Notice that array studio would automatically treat numeric variables such as time as continuous factor, so users have to check the Class box to convert time as categorical factor. After clicking OK, users can specify the Test. Here we choose the option Specify Test:

Here we want to compare control to case for each time point, so users can specify the test by first checking the option For each and selecting time from the drop-down menu. Under the Compare to drop-down menu, select control. Once these options are entered, click the Add button and the four comparisons will be populated as below:

After clicking OK, and Submit, users will get the same results with 2-way ANOVA.

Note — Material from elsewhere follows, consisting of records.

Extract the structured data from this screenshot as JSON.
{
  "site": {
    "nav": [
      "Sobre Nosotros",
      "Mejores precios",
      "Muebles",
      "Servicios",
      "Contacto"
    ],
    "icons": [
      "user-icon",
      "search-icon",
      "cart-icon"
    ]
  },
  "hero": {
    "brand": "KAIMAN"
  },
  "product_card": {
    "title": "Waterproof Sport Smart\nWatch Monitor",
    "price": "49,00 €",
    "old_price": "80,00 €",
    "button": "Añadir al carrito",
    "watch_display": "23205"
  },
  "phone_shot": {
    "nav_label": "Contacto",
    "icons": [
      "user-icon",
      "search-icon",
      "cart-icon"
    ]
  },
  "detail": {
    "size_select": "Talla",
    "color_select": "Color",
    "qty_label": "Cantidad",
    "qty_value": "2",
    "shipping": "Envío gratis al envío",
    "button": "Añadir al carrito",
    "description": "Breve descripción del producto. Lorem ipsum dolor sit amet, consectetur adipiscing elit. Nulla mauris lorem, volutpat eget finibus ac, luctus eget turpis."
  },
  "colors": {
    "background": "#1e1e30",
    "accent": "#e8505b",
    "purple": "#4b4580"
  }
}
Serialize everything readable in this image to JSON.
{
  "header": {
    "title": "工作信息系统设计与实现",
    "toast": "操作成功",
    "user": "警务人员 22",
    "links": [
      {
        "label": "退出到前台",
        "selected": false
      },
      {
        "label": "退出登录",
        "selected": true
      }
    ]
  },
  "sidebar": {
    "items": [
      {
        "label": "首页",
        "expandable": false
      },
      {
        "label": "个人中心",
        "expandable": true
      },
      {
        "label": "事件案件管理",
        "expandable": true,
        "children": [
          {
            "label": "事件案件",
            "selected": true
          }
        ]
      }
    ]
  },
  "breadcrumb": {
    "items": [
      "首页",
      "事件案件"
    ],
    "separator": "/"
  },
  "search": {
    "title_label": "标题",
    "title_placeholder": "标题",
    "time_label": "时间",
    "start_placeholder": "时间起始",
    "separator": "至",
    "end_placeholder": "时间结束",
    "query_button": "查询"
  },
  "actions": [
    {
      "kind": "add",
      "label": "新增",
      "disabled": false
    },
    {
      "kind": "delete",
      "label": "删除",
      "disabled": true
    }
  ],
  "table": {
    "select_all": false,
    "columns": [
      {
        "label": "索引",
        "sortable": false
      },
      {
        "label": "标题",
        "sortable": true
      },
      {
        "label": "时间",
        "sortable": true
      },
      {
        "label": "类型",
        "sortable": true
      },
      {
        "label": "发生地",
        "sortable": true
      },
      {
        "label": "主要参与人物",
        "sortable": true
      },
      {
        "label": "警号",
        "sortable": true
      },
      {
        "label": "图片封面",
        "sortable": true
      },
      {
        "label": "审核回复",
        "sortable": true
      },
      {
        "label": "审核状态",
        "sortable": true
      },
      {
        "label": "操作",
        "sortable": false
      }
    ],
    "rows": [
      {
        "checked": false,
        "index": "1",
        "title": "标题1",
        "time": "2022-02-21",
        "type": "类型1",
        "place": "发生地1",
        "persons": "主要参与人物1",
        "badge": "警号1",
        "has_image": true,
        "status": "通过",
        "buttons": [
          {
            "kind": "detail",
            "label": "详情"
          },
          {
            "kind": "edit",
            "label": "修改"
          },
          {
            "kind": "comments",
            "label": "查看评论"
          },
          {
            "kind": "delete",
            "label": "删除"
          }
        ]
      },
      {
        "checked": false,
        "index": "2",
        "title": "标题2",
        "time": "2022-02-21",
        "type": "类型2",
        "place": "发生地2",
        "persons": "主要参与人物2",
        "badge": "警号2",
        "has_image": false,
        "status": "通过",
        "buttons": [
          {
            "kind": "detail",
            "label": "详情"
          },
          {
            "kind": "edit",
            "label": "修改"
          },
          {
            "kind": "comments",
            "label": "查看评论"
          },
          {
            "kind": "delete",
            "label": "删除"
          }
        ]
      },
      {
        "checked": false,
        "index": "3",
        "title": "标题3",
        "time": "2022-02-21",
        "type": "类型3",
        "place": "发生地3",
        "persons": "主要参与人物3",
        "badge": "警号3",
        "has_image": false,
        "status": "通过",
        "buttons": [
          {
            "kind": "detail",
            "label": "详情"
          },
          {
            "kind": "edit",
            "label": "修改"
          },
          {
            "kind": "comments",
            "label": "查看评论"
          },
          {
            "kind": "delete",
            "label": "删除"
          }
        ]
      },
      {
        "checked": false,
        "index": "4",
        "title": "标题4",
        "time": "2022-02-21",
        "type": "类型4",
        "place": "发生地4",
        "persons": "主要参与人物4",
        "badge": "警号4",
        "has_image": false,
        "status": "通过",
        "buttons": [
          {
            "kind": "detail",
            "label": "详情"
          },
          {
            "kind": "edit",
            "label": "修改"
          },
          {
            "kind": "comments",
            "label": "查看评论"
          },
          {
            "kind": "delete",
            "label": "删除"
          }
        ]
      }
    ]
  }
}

Summarize Inference Report

Sometimes, a user wishes to count the number of variables, or probesets, corresponding to a set of criteria for each comparison in an analysis. For instance, the user might want to see how many variables have a p-value <0.05/Fold change >2, p-value<0.05/Fold change >3, p-value<0.05/Fold change>4, p-value<0.05/Fold change<-2, p-value<0.05/Fold change <-3, and p-value<0.05/Fold change <-4 for each of the four comparisons.

This can be done manually by creating filters for each of these different criteria and counting the number of genes fitting that criteria.

Alternatively, and the faster approach, the user can use the Summarize Inference Report module, by switching from Solution Explorer to Workflow and clicking on Summarize inference report, or by going to the OmicData Menu | Inference | Summarize Inference Report.

This opens the Summarize Inference Report window.

In this window, the user needs to first set the Project and Inference test object, on which to run the module. Choose TutorialMicroArray and MicroArrayData.Tests. Ensure that All rows is selected for Rows, and that all 4 estimates are selected for Estimates.

Under Options, the user just needs to add the conditions of interest. For example, in order to add a condition whereby the Raw Pvalue<0.05 and the Fold change>2, ensure that both of these boxes are checked, and that the Fold change > box contains 2 while the < box is empty.

Click the Add button to add this to the Conditions section. Double-click the name of the condition to rename it (FC>2).

Repeat this process until conditions have been added, whereby all have Raw Pvalue<0.05, but with FC>2, FC>3, FC>4, FC<-2, FC<-3, and FC<-4.

There should be a total of 6 conditions in the Conditions box.

The module will generate (interactive) counts of variables that meet these conditions for each of the 4 estimates/contrasts selected.

Optionally, the user can select the Generate lists based on conditions checkbox (under the Advanced tab) to automatically generate one List for each condition/estimate. For this tutorial, leave this unchecked, as it will generate 19 Lists.

Click Submit to run the module.

A new Table will be generated in the Solution Explorer, called MicroArray Data.Tests.SummaryReport, as well as a TableView.

The generated TableView, as shown below, contains the count, for each estimate, of the 6 different criteria.

This TableView is fully interactive, as selecting one or multiple cells shows the associated variables in the Details Window. In addition, Array Studio automatically updates the Details Window to only show the results of the particular tests for the selected estimate(s). In other words, if the user selects a summary count for certain condition(s) for 1 DBP vs. Control, only 1 DBP vs. Control columns (and annotation) will be shown in the Details Window. This is done so that the user can easily export the results for that particular comparison.